Un lourd silence s’abattit dans le vaisseau. Starkiller leva les yeux en même temps que Juno, réalisant trop tard ce qu’il venait de dire. Est-ce que Kota allait s’en rendre compte ? Saisie par une panique qui lui donnait le vertige, Juno regarda la main de Starkiller s’approcher de la poignée accrochée à sa taille.

— La Force est très puissante en toi, dit Kota doucement, pour que tu arrives à lire mes pensées.

Juno laissa s’échapper un peu de tension.

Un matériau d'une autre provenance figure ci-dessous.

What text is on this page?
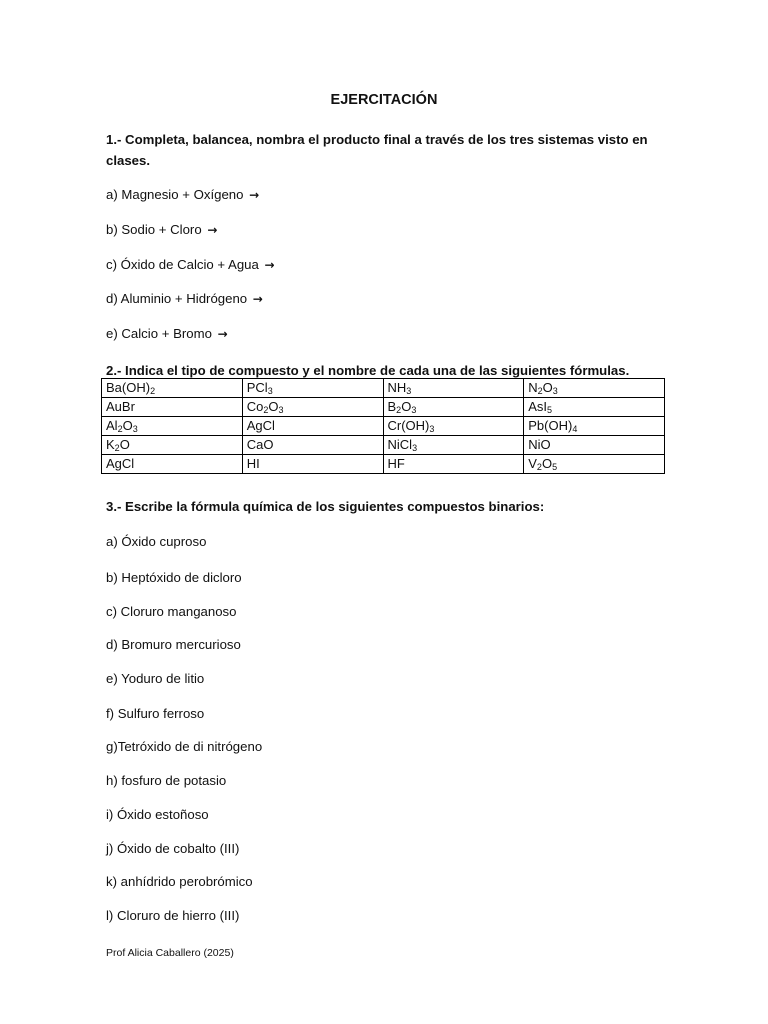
EJERCITACIÓN
1.- Completa, balancea, nombra el producto final a través de los tres sistemas visto en clases.
a) Magnesio + Oxígeno →
b) Sodio + Cloro →
c) Óxido de Calcio + Agua →
d) Aluminio + Hidrógeno →
e) Calcio + Bromo →
2.- Indica el tipo de compuesto y el nombre de cada una de las siguientes fórmulas.
$Ba(OH)_2$	PCl$_3$	$NH_3$	$N_2O_3$
AuBr	$Co_2O_3$	$B_2O_3$	AsI$_5$
$Al_2O_3$	AgCl	$Cr(OH)_3$	$Pb(OH)_4$
$K_2O$	CaO	NiCl$_3$	NiO
AgCl	HI	HF	$V_2O_5$
3.- Escribe la fórmula química de los siguientes compuestos binarios:
a) Óxido cuproso
b) Heptóxido de dicloro
c) Cloruro manganoso
d) Bromuro mercurioso
e) Yoduro de litio
f) Sulfuro ferroso
g)Tetróxido de di nitrógeno
h) fosfuro de potasio
i) Óxido estoñoso
j) Óxido de cobalto (III)
k) anhídrido perobrómico
l) Cloruro de hierro (III)
Prof Alicia Caballero (2025)
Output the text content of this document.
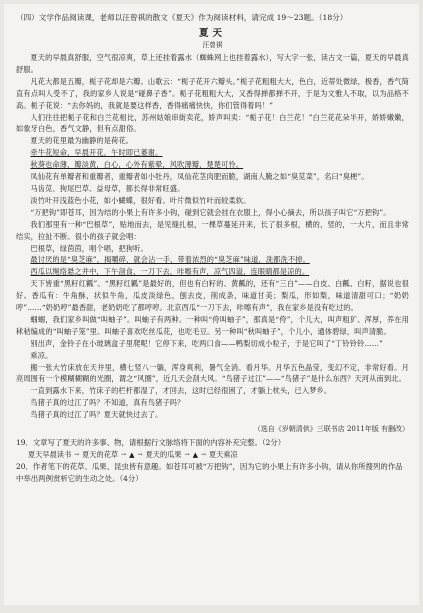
（四）文学作品阅读课，老师以汪曾祺的散文《夏天》作为阅读材料，请完成 19～23题。（18分）

夏天

汪曾祺

夏天的早晨真舒服，空气很凉爽，草上还挂着露水（蜘蛛网上也挂着露水），写大字一张，读古文一篇，夏天的早晨真舒服。

凡花大都是五瓣，栀子花却是六瓣。山歌云：“栀子花开六瓣头。”栀子花粗粗大大，色白，近蒂处微绿，极香，香气简直有点叫人受不了，我的家乡人说是“碰鼻子香”。栀子花粗粗大大，又香得掸都掸不开，于是为文雅人不取，以为品格不高。栀子花说：“去你妈的，我就是要这样香，香得痛痛快快，你们管得着吗！”

人们往往把栀子花和白兰花相比，苏州姑娘串街卖花，娇声叫卖：“栀子花！白兰花！”白兰花花朵半开，娇娇嫩嫩，如象牙白色，香气文静，但有点甜俗。

夏天的花里最为幽静的是荷花。

牵牛花短命，早晨开花，午时即已萎谢。

秋葵也命薄，瓣淡黄，白心，心外有紫晕，风吹薄瓣，楚楚可怜。

凤仙花有单瓣者和重瓣者，重瓣者如小牡丹，凤仙花茎肉肥而脆，湖南人腌之如“臭苋菜”，名曰“臭梗”。

马齿苋、狗尾巴草、益母草，都长得非常旺盛。

淡竹叶开浅蓝色小花，如小蝴蝶，很好看。叶片微似竹叶而较柔软。

“万把钩”即苍耳，因为结的小果上有许多小钩，碰到它就会挂在衣服上，得小心摘去，所以孩子叫它“万把钩”。

我们那里有一种“巴根草”，贴地而去，是见缝扎根，一棵草蔓延开来，长了很多根，横的，竖的，一大片，而且非常结实，拉扯不断。很小的孩子就会唱：

巴根草，绿茵茵，唱个唱，把狗听。

最讨厌的是“臭芝麻”，揭嚼碎，就会沾一手，带着浓烈的“臭芝麻”味道，洗都洗不掉。

西瓜以绳络悬之井中，下午剖食，一刀下去，咔嚓有声，凉气四溢，连眼睛都是凉的。

天下皆重“黑籽红瓤”。“黑籽红瓤”是最好的，但也有白籽的、黄瓤的，还有“三白”——白皮、白瓤、白籽，据说也很好。香瓜有：牛角酥，状似牛角，瓜皮淡绿色，刨去皮，削成条，味道甘美；梨瓜，形如梨，味道清甜可口；“奶奶哼”……“奶奶哼”最香甜，老奶奶吃了都哼哼。北京西瓜“一刀下去，咔嚓有声”，我在家乡是没有吃过的。

蝈蝈，我们家乡叫做“叫蚰子”。叫蚰子有两种。一种叫“侉叫蚰子”，那真是“侉”，个儿大，叫声粗犷、浑厚，养在用秫秸编成的“叫蚰子笼”里。叫蚰子喜欢吃丝瓜花，也吃毛豆。另一种叫“秋叫蚰子”，个儿小，通体碧绿，叫声清脆。

别出声，金铃子在小玻璃盒子里爬呢！它停下来，吃两口食——鸭梨切成小粒子，于是它叫了“丁铃铃铃……”

乘凉。

搬一张大竹床放在天井里，横七竖八一躺，浑身爽利，暑气全消。看月华。月华五色晶莹，变幻不定，非常好看。月亮周围有一个模糊糊糊的光圈，谓之“风圈”，近几天会刮大风。“鸟猪子过江”——“鸟猪子”是什么东西？天河从南到北。

一直到露水下来，竹床子的栏杆都湿了，才回去，这时已经很困了，才躺上枕头，已入梦乡。

鸟猪子真的过江了吗？不知道，真有鸟猪子吗？

鸟猪子真的过江了吗？夏天就快过去了。

（选自《岁朝清供》三联书店 2011年版 有删改）

19．文章写了夏天的许多事、物，请根据行文脉络将下面的内容补充完整。（2分）

夏天早晨读书 → 夏天的花草 → ▲ → 夏天的瓜果 → ▲ → 夏天乘凉

20．作者笔下的花草、瓜果、昆虫皆有意趣。如苍耳可被“万把钩”，因为它的小果上有许多小钩，请从你所搜列的作品中举出两例赏析它的生动之处。（4分）
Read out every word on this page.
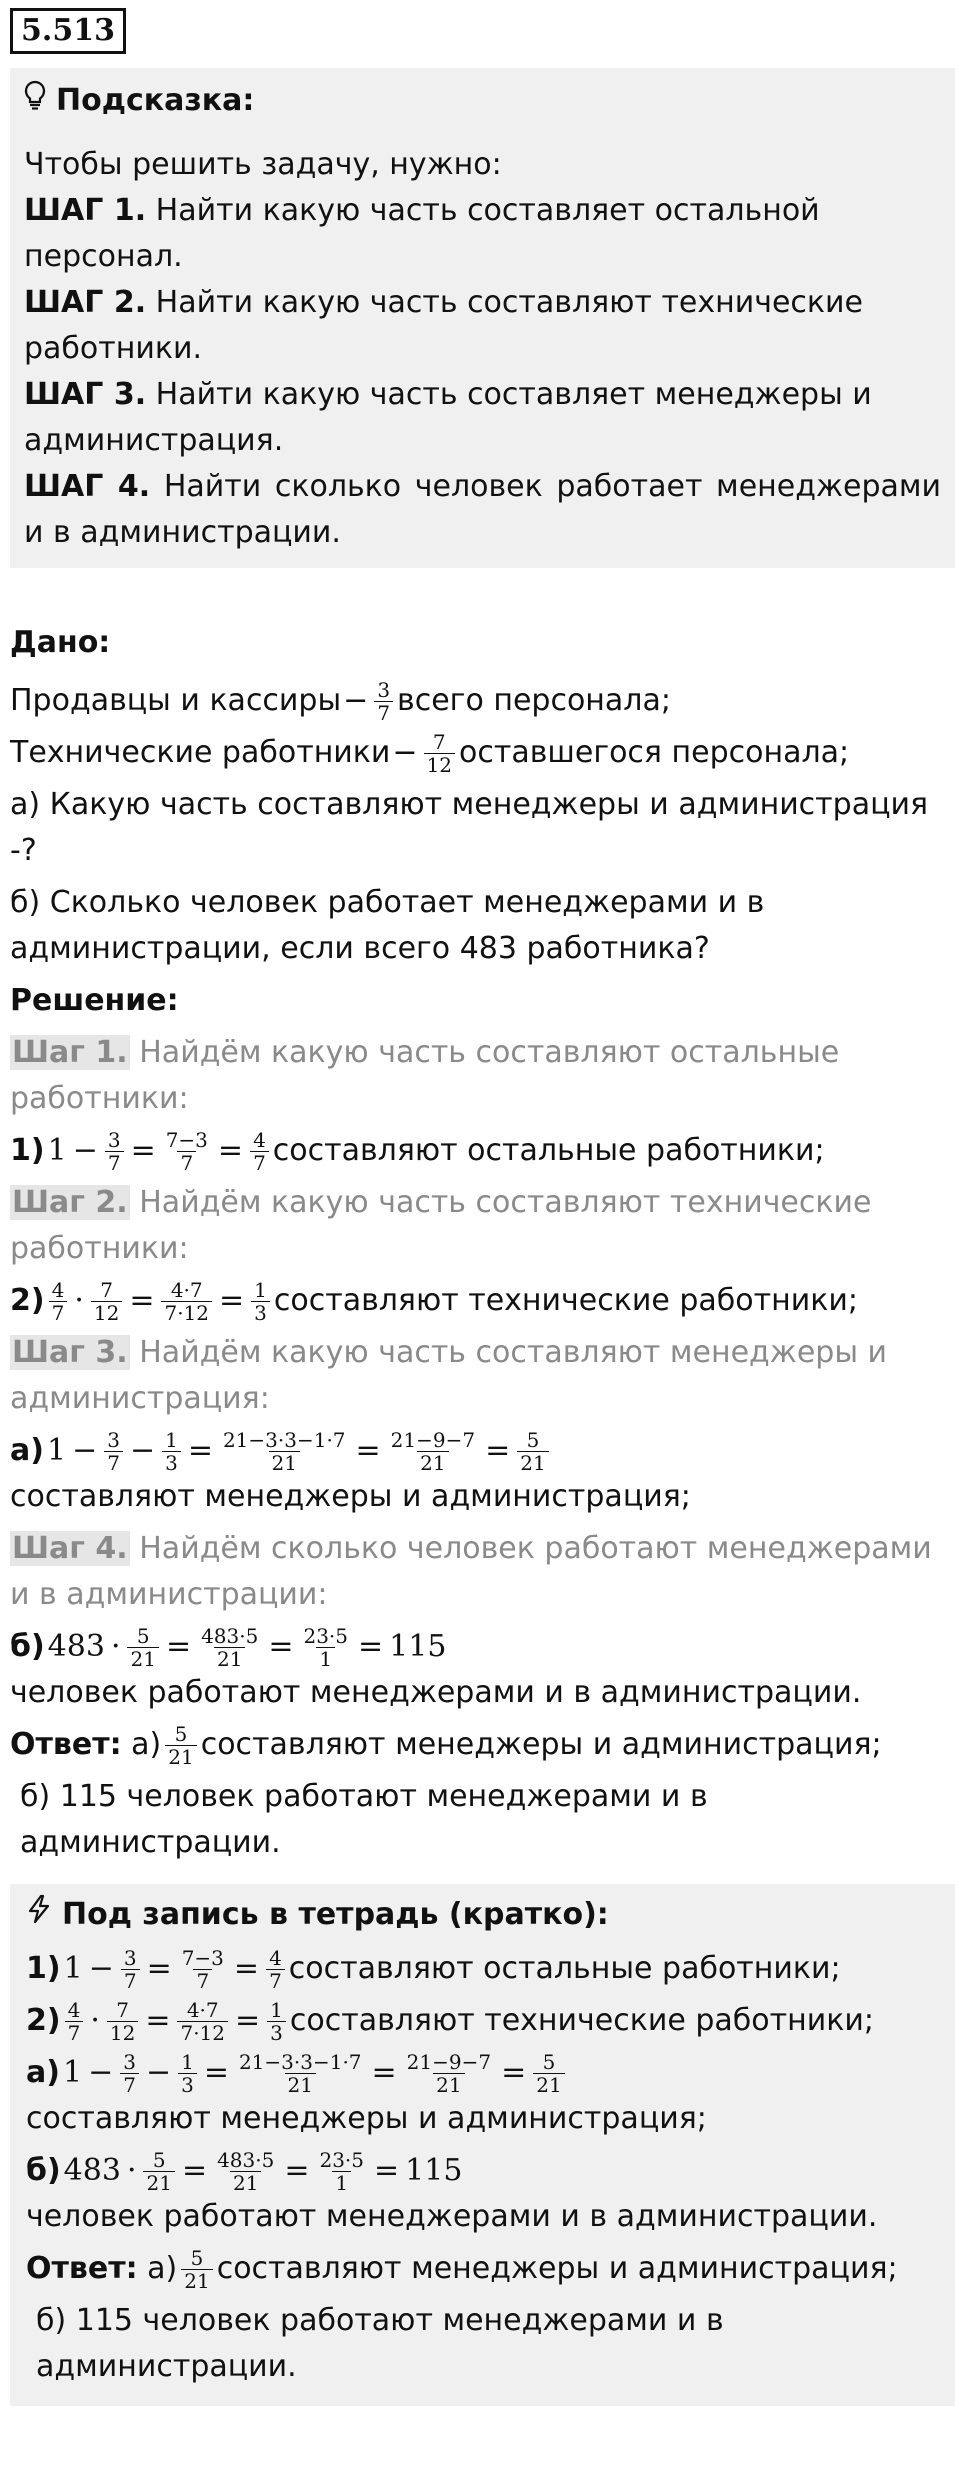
5.513
Подсказка:

Чтобы решить задачу, нужно:

ШАГ 1. Найти какую часть составляет остальной персонал.

ШАГ 2. Найти какую часть составляют технические работники.

ШАГ 3. Найти какую часть составляет менеджеры и администрация.

ШАГ 4. Найти сколько человек работает менеджерами и в администрации.

Дано:

Продавцы и кассиры − $\frac{3}{7}$ всего персонала;
Технические работники − $\frac{7}{12}$ оставшегося персонала;

а) Какую часть составляют менеджеры и администрация -?

б) Сколько человек работает менеджерами и в администрации, если всего 483 работника?

Решение:

Шаг 1. Найдём какую часть составляют остальные работники:

1) $1 - \frac{3}{7} = \frac{7-3}{7} = \frac{4}{7}$ составляют остальные работники;

Шаг 2. Найдём какую часть составляют технические работники:

$2) \frac{4}{7} \cdot \frac{7}{12} = \frac{4\cdot 7}{7\cdot 12} = \frac{1}{3}$ составляют технические работники;

Шаг 3. Найдём какую часть составляют менеджеры и администрация:

а) $1 - \frac{3}{7} - \frac{1}{3} = \frac{21-3\cdot 3-1\cdot 7}{21} = \frac{21-9-7}{21} = \frac{5}{21}$
составляют менеджеры и администрация;

Шаг 4. Найдём сколько человек работают менеджерами и в администрации:

б) $483 \cdot \frac{5}{21} = \frac{483\cdot 5}{21} = \frac{23\cdot 5}{1} = 115$
человек работают менеджерами и в администрации.
Ответ:
$а) \frac{5}{21}$ составляют менеджеры и администрация;

б) 115 человек работают менеджерами и в администрации.

Под запись в тетрадь (кратко):
1) $1 - \frac{3}{7} = \frac{7-3}{7} = \frac{4}{7}$ составляют остальные работники;
$2) \frac{4}{7} \cdot \frac{7}{12} = \frac{4\cdot 7}{7\cdot 12} = \frac{1}{3}$ составляют технические работники;
а) $1 - \frac{3}{7} - \frac{1}{3} = \frac{21-3\cdot 3-1\cdot 7}{21} = \frac{21-9-7}{21} = \frac{5}{21}$
составляют менеджеры и администрация;
б) $483 \cdot \frac{5}{21} = \frac{483\cdot 5}{21} = \frac{23\cdot 5}{1} = 115$
человек работают менеджерами и в администрации.
Ответ:
$а) \frac{5}{21}$ составляют менеджеры и администрация;

б) 115 человек работают менеджерами и в администрации.
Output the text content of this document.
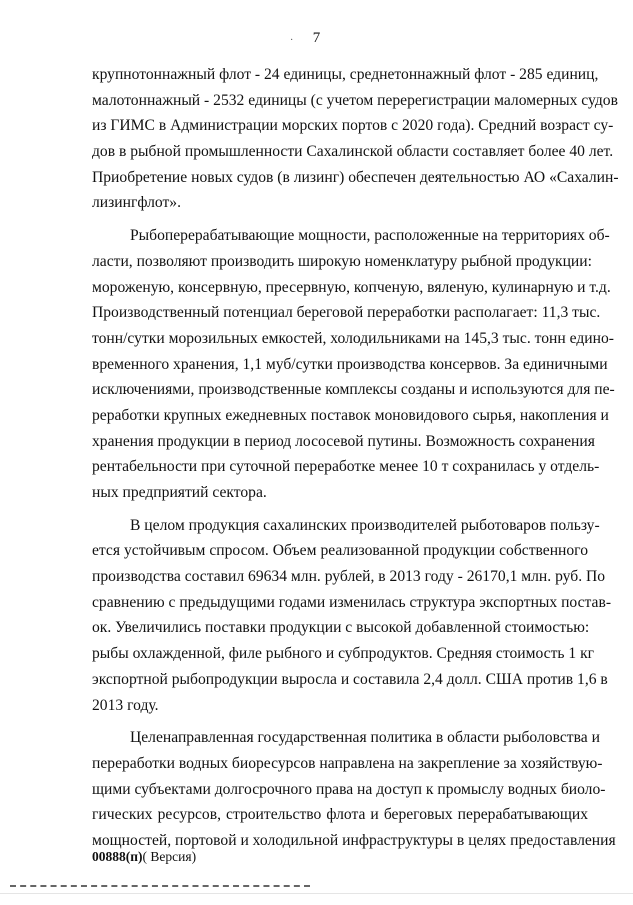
·	7
крупнотоннажный флот - 24 единицы, среднетоннажный флот - 285 единиц,
малотоннажный - 2532 единицы (с учетом перерегистрации маломерных судов
из ГИМС в Администрации морских портов с 2020 года). Средний возраст су-
дов в рыбной промышленности Сахалинской области составляет более 40 лет.
Приобретение новых судов (в лизинг) обеспечен деятельностью АО «Сахалин-
лизингфлот».
Рыбоперерабатывающие мощности, расположенные на территориях об-
ласти, позволяют производить широкую номенклатуру рыбной продукции:
мороженую, консервную, пресервную, копченую, вяленую, кулинарную и т.д.
Производственный потенциал береговой переработки располагает: 11,3 тыс.
тонн/сутки морозильных емкостей, холодильниками на 145,3 тыс. тонн едино-
временного хранения, 1,1 муб/сутки производства консервов. За единичными
исключениями, производственные комплексы созданы и используются для пе-
реработки крупных ежедневных поставок моновидового сырья, накопления и
хранения продукции в период лососевой путины. Возможность сохранения
рентабельности при суточной переработке менее 10 т сохранилась у отдель-
ных предприятий сектора.
В целом продукция сахалинских производителей рыботоваров пользу-
ется устойчивым спросом. Объем реализованной продукции собственного
производства составил 69634 млн. рублей, в 2013 году - 26170,1 млн. руб. По
сравнению с предыдущими годами изменилась структура экспортных постав-
ок. Увеличились поставки продукции с высокой добавленной стоимостью:
рыбы охлажденной, филе рыбного и субпродуктов. Средняя стоимость 1 кг
экспортной рыбопродукции выросла и составила 2,4 долл. США против 1,6 в
2013 году.
Целенаправленная государственная политика в области рыболовства и
переработки водных биоресурсов направлена на закрепление за хозяйствую-
щими субъектами долгосрочного права на доступ к промыслу водных биоло-
гических ресурсов, строительство флота и береговых перерабатывающих
мощностей, портовой и холодильной инфраструктуры в целях предоставления
00888(п)( Версия)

— Vous êtes simplement facile à lire, vieil homme, rétorqua Starkiller.

— Alors je suppose que tu sais que Felucia est un endroit dangereux.

Starkiller balaya cette inquiétude.

— Je suis capable de gérer ça.

Kota se pencha plus près.

— Ne sois pas trop confiant, mon garçon. Felucia est un monde où l’équilibre entre le Côté Lumineux et le Côté Obscur de la Force est délicat. Shaak Ti était la seule chose qui empêchait la planète d’être consumée par les forces obscures. S’il lui est arrivé quelque chose, ce que tu as vécu dans la hutte ne sera qu’un mauvais rêve en comparaison.

Starkiller recula.

— Comment savez-vous… ?

— Toi aussi, tu es facile à lire.

Le sourire de Kota était crispé.

— Cap sur Felucia alors, intervint Juno pour briser la tension.

— Non.

Starkiller posa la main sur son épaule avant qu’elle n’ait eu le temps de se tourner vers les commandes.

— Repose-toi. PROXY et moi allons nous charger du reste du trajet. Je te réveillerai quand on approchera.

Elle le regarda et fit un signe d’assentiment. Il avait pensé à elle spontanément ; c’était encourageant.

— D’accord. Mais au moindre problème…

— Ne t’inquiète pas. On nous entendra hurler jusqu’à Coruscant. File !

Il prit sa place devant le tableau de bord.

— Allez, PROXY, c’est le moment de me rappeler comment fonctionne l’astronavigation.

— Je crains. Maître, que cela ne prenne trop de temps de compléter votre programmation de base avec les algorithmes nécessaires…

Juno sourit pour elle-même. Elle laissa le cockpit dans son dos et partit se reposer.